For AWS Glue catalog, use AWS environment variables to authenticate.

>>> from deltalake import DeltaTable
>>> from deltalake import DataCatalog
>>> database_name = "simple_database"
>>> table_name = "simple_table"
>>> data_catalog = DataCatalog.AWS
>>> dt = DeltaTable.from_data_catalog(data_catalog=data_catalog, database_name=database_name, table_name=table_name)
>>> dt.to_pyarrow_table().to_pydict()
{'id': [5, 7, 9, 5, 6, 7, 8, 9]}

Verify Table Existence

You can check whether or not a Delta table exists at a particular path by using the DeltaTable.is_deltatable() method.

from deltalake import DeltaTable

table_path = "<path/to/valid/table>"
DeltaTable.is_deltatable(table_path)
# True

invalid_table_path = "<path/to/nonexistent/table>"
DeltaTable.is_deltatable(invalid_table_path)
# False

bucket_table_path = "<path/to/valid/table/in/bucket>"
storage_options = {
    "AWS_ACCESS_KEY_ID": "THE_AWS_ACCESS_KEY_ID",
    "AWS_SECRET_ACCESS_KEY": "THE_AWS_SECRET_ACCESS_KEY",
    ...
}
DeltaTable.is_deltatable(bucket_table_path, storage_options)
# True
let table_path = "<path/to/valid/table>";
let builder = deltalake::DeltaTableBuilder::from_uri(table_path);
builder.build()?.verify_deltatable_existence().await?;
// true

let invalid_table_path = "<path/to/nonexistent/table>";
let builder = deltalake::DeltaTableBuilder::from_uri(invalid_table_path);
builder.build()?.verify_deltatable_existence().await?;
// false

let bucket_table_path = "<path/to/valid/table/in/bucket>";
let storage_options = HashMap::from_iter(vec![
    ("AWS_ACCESS_KEY_ID".to_string(), "THE_AWS_ACCESS_KEY_ID".to_string()),
    ("AWS_SECRET_ACCESS_KEY".to_string(), "THE_AWS_SECRET_ACCESS_KEY".to_string()),
]);
let builder = deltalake::DeltaTableBuilder::from_uri(bucket_table_path).with_storage_options(storage_options);
builder.build()?.verify_deltatable_existence().await?;
// true

Custom Storage Backends

While delta always needs its internal storage backend to work and be properly configured, in order to manage the delta log, it may sometime be advantageous - and is common practice in the arrow world - to customize the storage interface used for reading the bulk data.

deltalake will work with any storage compliant with pyarrow.fs.FileSystem, however the root of the filesystem has to be adjusted to point at the root of the Delta table.

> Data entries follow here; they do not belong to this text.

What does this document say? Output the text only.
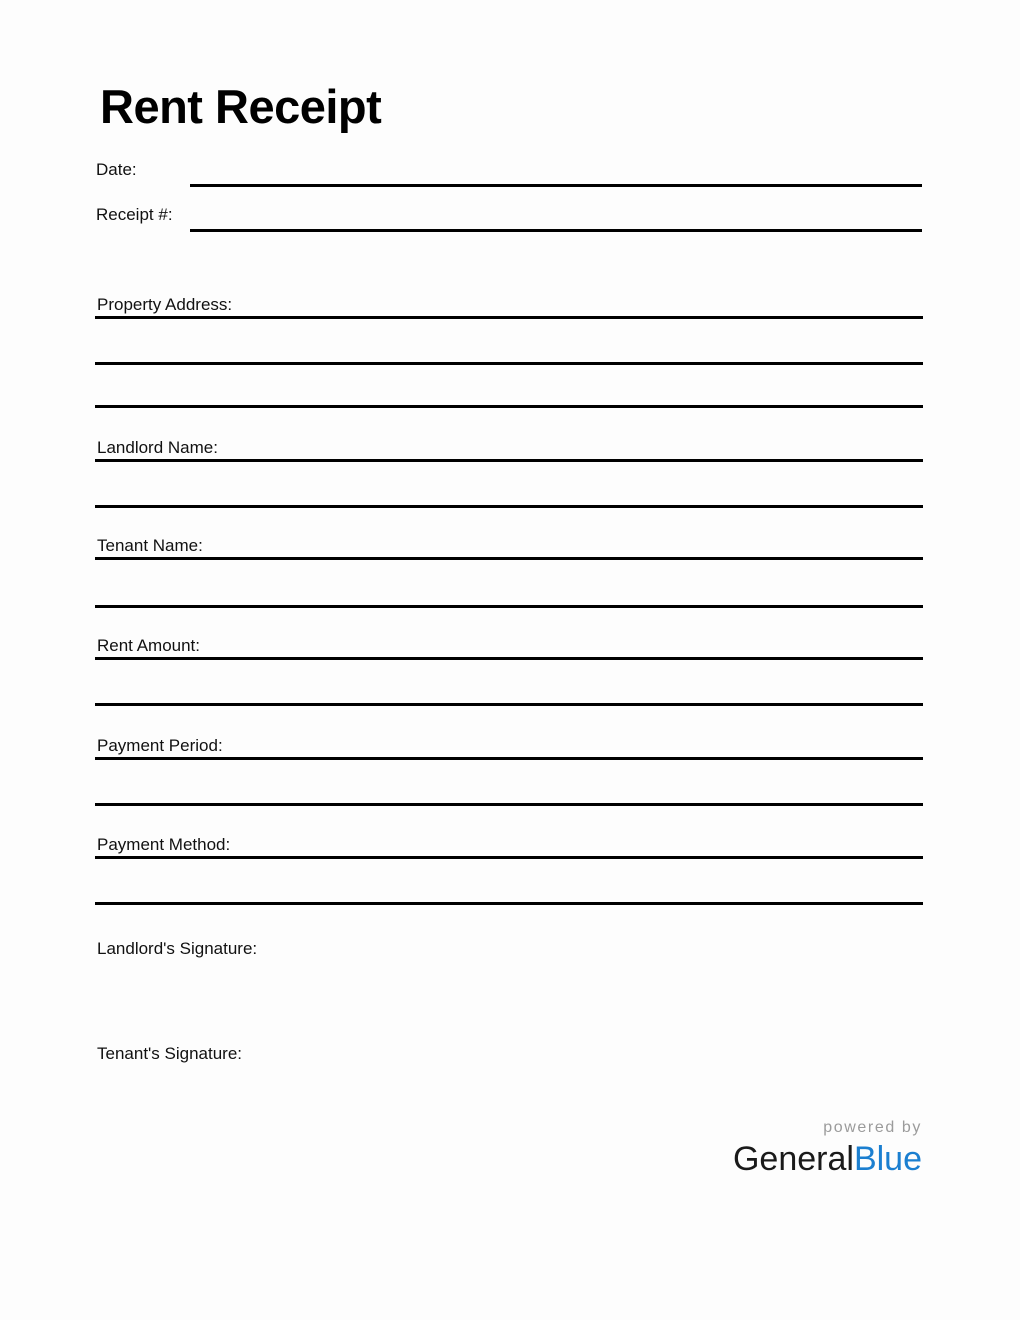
Rent Receipt
Date:
Receipt #:
Property Address:
Landlord Name:
Tenant Name:
Rent Amount:
Payment Period:
Payment Method:
Landlord's Signature:
Tenant's Signature:
powered by
GeneralBlue
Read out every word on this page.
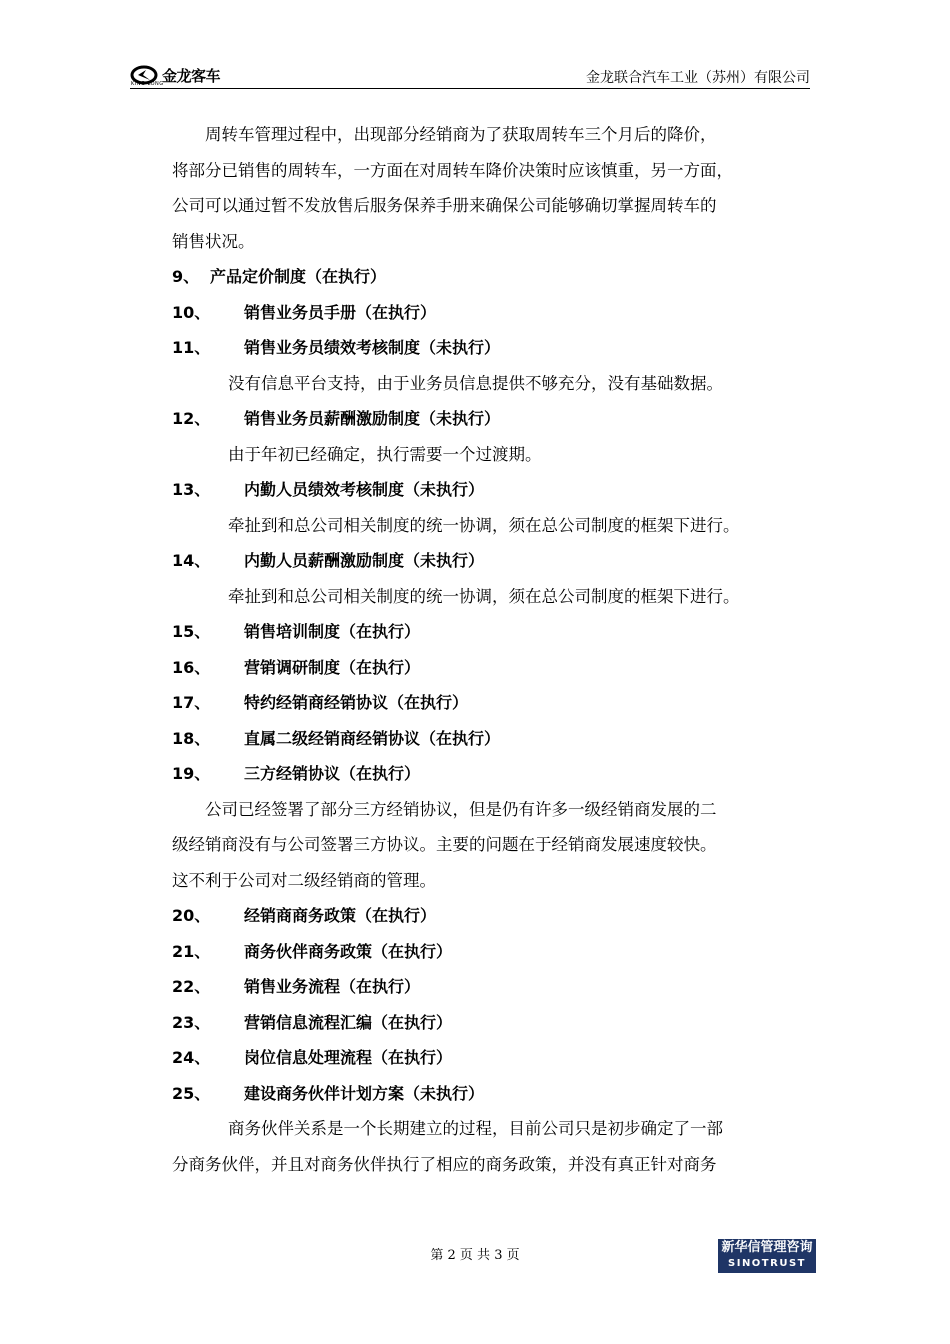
金龙客车
KING LONG	金龙联合汽车工业（苏州）有限公司
周转车管理过程中，出现部分经销商为了获取周转车三个月后的降价，
将部分已销售的周转车，一方面在对周转车降价决策时应该慎重，另一方面，
公司可以通过暂不发放售后服务保养手册来确保公司能够确切掌握周转车的
销售状况。
9、 产品定价制度（在执行）
10、 销售业务员手册（在执行）
11、 销售业务员绩效考核制度（未执行）
没有信息平台支持，由于业务员信息提供不够充分，没有基础数据。
12、 销售业务员薪酬激励制度（未执行）
由于年初已经确定，执行需要一个过渡期。
13、 内勤人员绩效考核制度（未执行）
牵扯到和总公司相关制度的统一协调，须在总公司制度的框架下进行。
14、 内勤人员薪酬激励制度（未执行）
牵扯到和总公司相关制度的统一协调，须在总公司制度的框架下进行。
15、 销售培训制度（在执行）
16、 营销调研制度（在执行）
17、 特约经销商经销协议（在执行）
18、 直属二级经销商经销协议（在执行）
19、 三方经销协议（在执行）
公司已经签署了部分三方经销协议，但是仍有许多一级经销商发展的二
级经销商没有与公司签署三方协议。主要的问题在于经销商发展速度较快。
这不利于公司对二级经销商的管理。
20、 经销商商务政策（在执行）
21、 商务伙伴商务政策（在执行）
22、 销售业务流程（在执行）
23、 营销信息流程汇编（在执行）
24、 岗位信息处理流程（在执行）
25、 建设商务伙伴计划方案（未执行）
商务伙伴关系是一个长期建立的过程，目前公司只是初步确定了一部
分商务伙伴，并且对商务伙伴执行了相应的商务政策，并没有真正针对商务
第 2 页 共 3 页
新华信管理咨询
SINOTRUST
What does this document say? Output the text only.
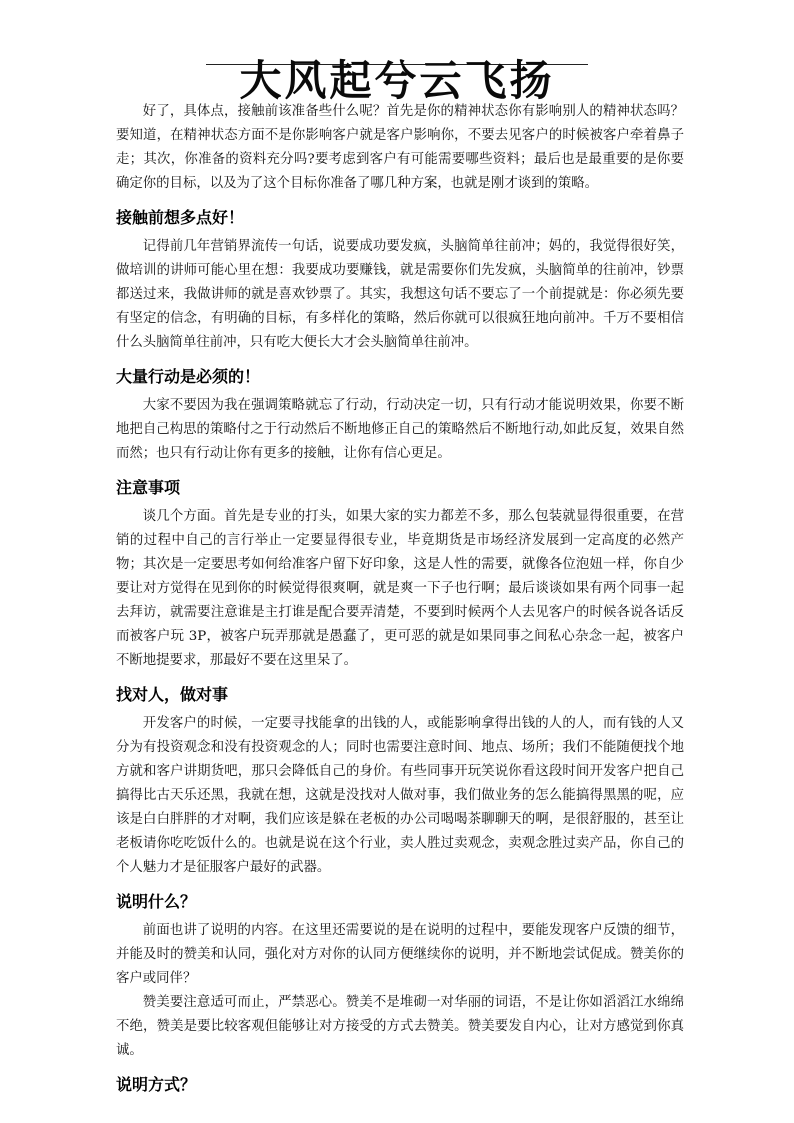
大风起兮云飞扬

好了，具体点，接触前该准备些什么呢？首先是你的精神状态你有影响别人的精神状态吗？要知道，在精神状态方面不是你影响客户就是客户影响你，不要去见客户的时候被客户牵着鼻子走；其次，你准备的资料充分吗?要考虑到客户有可能需要哪些资料；最后也是最重要的是你要确定你的目标，以及为了这个目标你准备了哪几种方案，也就是刚才谈到的策略。

接触前想多点好！

记得前几年营销界流传一句话，说要成功要发疯，头脑简单往前冲；妈的，我觉得很好笑，做培训的讲师可能心里在想：我要成功要赚钱，就是需要你们先发疯，头脑简单的往前冲，钞票都送过来，我做讲师的就是喜欢钞票了。其实，我想这句话不要忘了一个前提就是：你必须先要有坚定的信念，有明确的目标，有多样化的策略，然后你就可以很疯狂地向前冲。千万不要相信什么头脑简单往前冲，只有吃大便长大才会头脑简单往前冲。

大量行动是必须的！

大家不要因为我在强调策略就忘了行动，行动决定一切，只有行动才能说明效果，你要不断地把自己构思的策略付之于行动然后不断地修正自己的策略然后不断地行动,如此反复，效果自然而然；也只有行动让你有更多的接触，让你有信心更足。

注意事项

谈几个方面。首先是专业的打头，如果大家的实力都差不多，那么包装就显得很重要，在营销的过程中自己的言行举止一定要显得很专业，毕竟期货是市场经济发展到一定高度的必然产物；其次是一定要思考如何给准客户留下好印象，这是人性的需要，就像各位泡妞一样，你自少要让对方觉得在见到你的时候觉得很爽啊，就是爽一下子也行啊；最后谈谈如果有两个同事一起去拜访，就需要注意谁是主打谁是配合要弄清楚，不要到时候两个人去见客户的时候各说各话反而被客户玩 3P，被客户玩弄那就是愚蠢了，更可恶的就是如果同事之间私心杂念一起，被客户不断地提要求，那最好不要在这里呆了。

找对人，做对事

开发客户的时候，一定要寻找能拿的出钱的人，或能影响拿得出钱的人的人，而有钱的人又分为有投资观念和没有投资观念的人；同时也需要注意时间、地点、场所；我们不能随便找个地方就和客户讲期货吧，那只会降低自己的身价。有些同事开玩笑说你看这段时间开发客户把自己搞得比古天乐还黑，我就在想，这就是没找对人做对事，我们做业务的怎么能搞得黑黑的呢，应该是白白胖胖的才对啊，我们应该是躲在老板的办公司喝喝茶聊聊天的啊，是很舒服的，甚至让老板请你吃吃饭什么的。也就是说在这个行业，卖人胜过卖观念，卖观念胜过卖产品，你自己的个人魅力才是征服客户最好的武器。

说明什么？

前面也讲了说明的内容。在这里还需要说的是在说明的过程中，要能发现客户反馈的细节，并能及时的赞美和认同，强化对方对你的认同方便继续你的说明，并不断地尝试促成。赞美你的客户或同伴？

赞美要注意适可而止，严禁恶心。赞美不是堆砌一对华丽的词语，不是让你如滔滔江水绵绵不绝，赞美是要比较客观但能够让对方接受的方式去赞美。赞美要发自内心，让对方感觉到你真诚。

说明方式？
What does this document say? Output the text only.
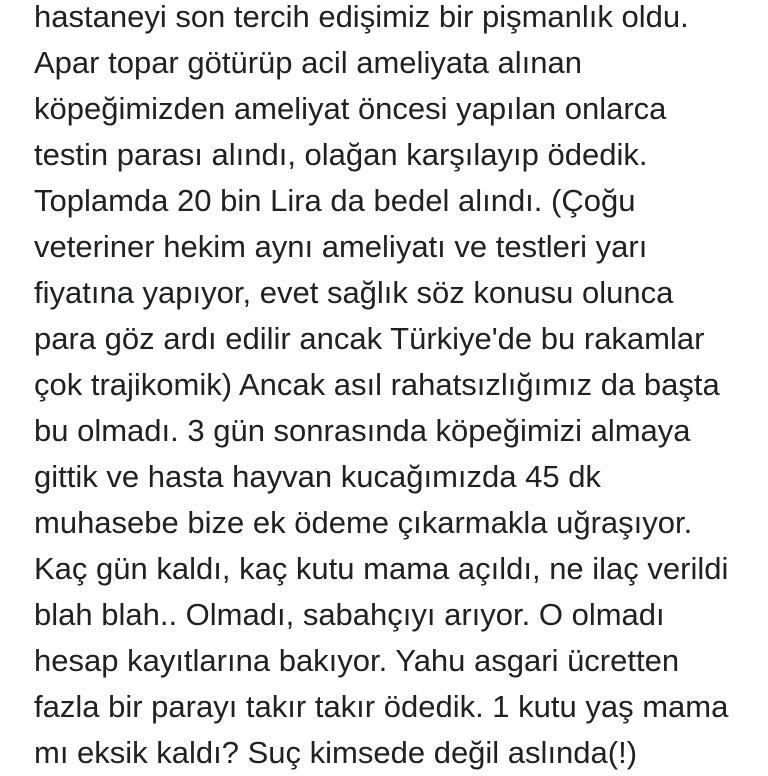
hastaneyi son tercih edişimiz bir pişmanlık oldu.
Apar topar götürüp acil ameliyata alınan
köpeğimizden ameliyat öncesi yapılan onlarca
testin parası alındı, olağan karşılayıp ödedik.
Toplamda 20 bin Lira da bedel alındı. (Çoğu
veteriner hekim aynı ameliyatı ve testleri yarı
fiyatına yapıyor, evet sağlık söz konusu olunca
para göz ardı edilir ancak Türkiye'de bu rakamlar
çok trajikomik) Ancak asıl rahatsızlığımız da başta
bu olmadı. 3 gün sonrasında köpeğimizi almaya
gittik ve hasta hayvan kucağımızda 45 dk
muhasebe bize ek ödeme çıkarmakla uğraşıyor.
Kaç gün kaldı, kaç kutu mama açıldı, ne ilaç verildi
blah blah.. Olmadı, sabahçıyı arıyor. O olmadı
hesap kayıtlarına bakıyor. Yahu asgari ücretten
fazla bir parayı takır takır ödedik. 1 kutu yaş mama
mı eksik kaldı? Suç kimsede değil aslında(!)
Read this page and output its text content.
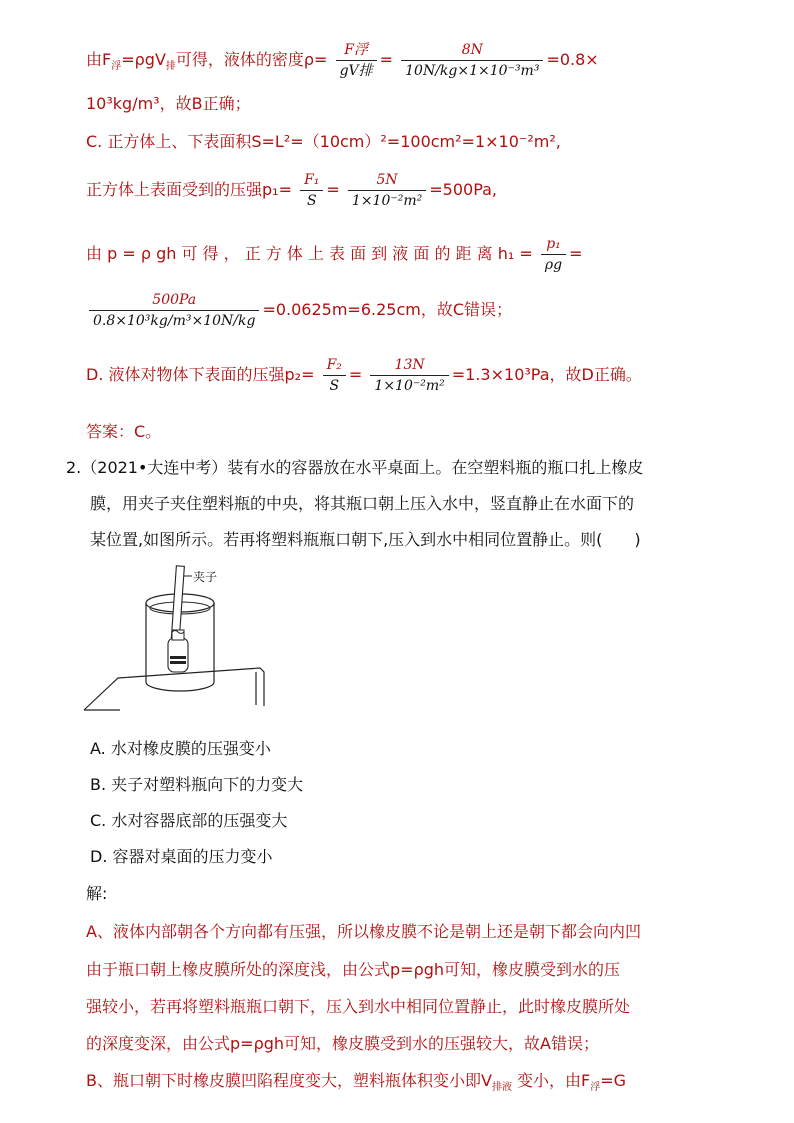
由$F_浮=\rho gV_排$可得，液体的密度$\rho= \frac{\text{F浮}}{\text{gV排}} = \frac{8N}{\text{10N/kg×1×10⁻³m³}} =0.8\times$
10³kg/m³，故B正确；
C. 正方体上、下表面积S=L²=（10cm）²=100cm²=1×10⁻²m²,
正方体上表面受到的压强$p_1= \frac{\text{F₁}}{S} = \frac{5N}{\text{1×10⁻²m²}} =500Pa$,
由 p = ρ gh 可 得 ， 正 方 体 上 表 面 到 液 面 的 距 离 $h_1 = \frac{\text{p₁}}{\rho g}$ =
$\frac{500Pa}{\text{0.8×10³kg/m³×10N/kg}} =0.0625m=6.25cm$，故C错误；
D. 液体对物体下表面的压强$p_2= \frac{\text{F₂}}{S} = \frac{13N}{\text{1×10⁻²m²}} =1.3\times 10^3Pa$，故D正确。
答案：C。
2.（2021•大连中考）装有水的容器放在水平桌面上。在空塑料瓶的瓶口扎上橡皮
膜，用夹子夹住塑料瓶的中央，将其瓶口朝上压入水中，竖直静止在水面下的
某位置,如图所示。若再将塑料瓶瓶口朝下,压入到水中相同位置静止。则(　　)
夹子
A. 水对橡皮膜的压强变小
B. 夹子对塑料瓶向下的力变大
C. 水对容器底部的压强变大
D. 容器对桌面的压力变小
解:
A、液体内部朝各个方向都有压强，所以橡皮膜不论是朝上还是朝下都会向内凹
由于瓶口朝上橡皮膜所处的深度浅，由公式p=ρgh可知，橡皮膜受到水的压
强较小，若再将塑料瓶瓶口朝下，压入到水中相同位置静止，此时橡皮膜所处
的深度变深，由公式p=ρgh可知，橡皮膜受到水的压强较大，故A错误；
B、瓶口朝下时橡皮膜凹陷程度变大，塑料瓶体积变小即$V_{排液}$ 变小，由$F_浮=G$
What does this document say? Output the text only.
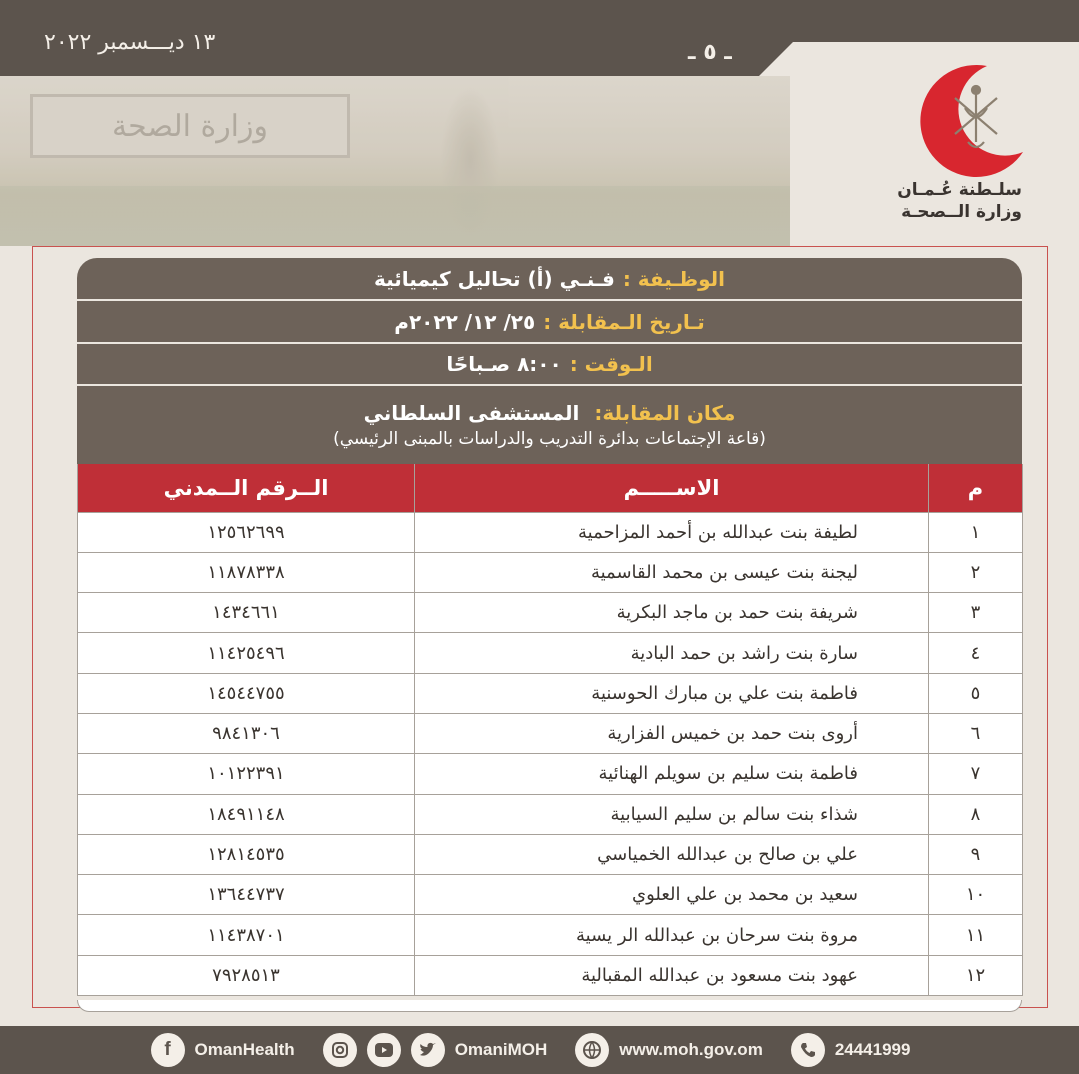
١٣ ديـــسمبر ٢٠٢٢	ـ ٥ ـ
وزارة الصحة
سلـطنة عُـمـان
وزارة الــصحـة
الوظـيفة :
فـنـي (أ) تحاليل كيميائية
تـاريخ الـمقابلة :
٢٥/ ١٢/ ٢٠٢٢م
الـوقت :
٨:٠٠ صـباحًا
مكان المقابلة: المستشفى السلطاني
(قاعة الإجتماعات بدائرة التدريب والدراسات بالمبنى الرئيسي)
الــرقم الــمدني	الاســـــم	م
١٢٥٦٢٦٩٩	لطيفة بنت عبدالله بن أحمد المزاحمية	١
١١٨٧٨٣٣٨	ليجنة بنت عيسى بن محمد القاسمية	٢
١٤٣٤٦٦١	شريفة بنت حمد بن ماجد البكرية	٣
١١٤٢٥٤٩٦	سارة بنت راشد بن حمد البادية	٤
١٤٥٤٤٧٥٥	فاطمة بنت علي بن مبارك الحوسنية	٥
٩٨٤١٣٠٦	أروى بنت حمد بن خميس الفزارية	٦
١٠١٢٢٣٩١	فاطمة بنت سليم بن سويلم الهنائية	٧
١٨٤٩١١٤٨	شذاء بنت سالم بن سليم السيابية	٨
١٢٨١٤٥٣٥	علي بن صالح بن عبدالله الخمياسي	٩
١٣٦٤٤٧٣٧	سعيد بن محمد بن علي العلوي	١٠
١١٤٣٨٧٠١	مروة بنت سرحان بن عبدالله الر يسية	١١
٧٩٢٨٥١٣	عهود بنت مسعود بن عبدالله المقبالية	١٢
f	OmanHealth	OmaniMOH	www.moh.gov.om	24441999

We can achieve this by wrapping the custom filesystem into a pyarrow.fs.SubTreeFileSystem.

import pyarrow.fs as fs
from deltalake import DeltaTable

path = "<path/to/table>"
filesystem = fs.SubTreeFileSystem(path, fs.LocalFileSystem())

dt = DeltaTable(path)
ds = dt.to_pyarrow_dataset(filesystem=filesystem)

When using the pyarrow factory method for file systems, the normalized path is provided on creation. In case of S3 this would look something like:

import pyarrow.fs as fs
from deltalake import DeltaTable

table_uri = "s3://<bucket>/<path>"
raw_fs, normalized_path = fs.FileSystem.from_uri(table_uri)
filesystem = fs.SubTreeFileSystem(normalized_path, raw_fs)

dt = DeltaTable(table_uri)
ds = dt.to_pyarrow_dataset(filesystem=filesystem)

Time Travel

To load previous table states, you can provide the version number you wish to load:

>>> dt = DeltaTable("../rust/tests/data/simple_table", version=2)
let mut table = open_table("./data/simple_table").await?;
table.load_version(1).await?;

Once you've loaded a table, you can also change versions using either a version number or datetime string:

>>> dt.load_version(1)
>>> dt.load_with_datetime("2021-11-04 00:05:23.283+00:00")
table.load_version(1).await?;
table.load_with_datetime("2021-11-04 00:05:23.283+00:00".parse().unwrap()).await?;

Warning

Previous table versions may not exist if they have been vacuumed, in which case an exception will be thrown. See Vacuuming tables for more information.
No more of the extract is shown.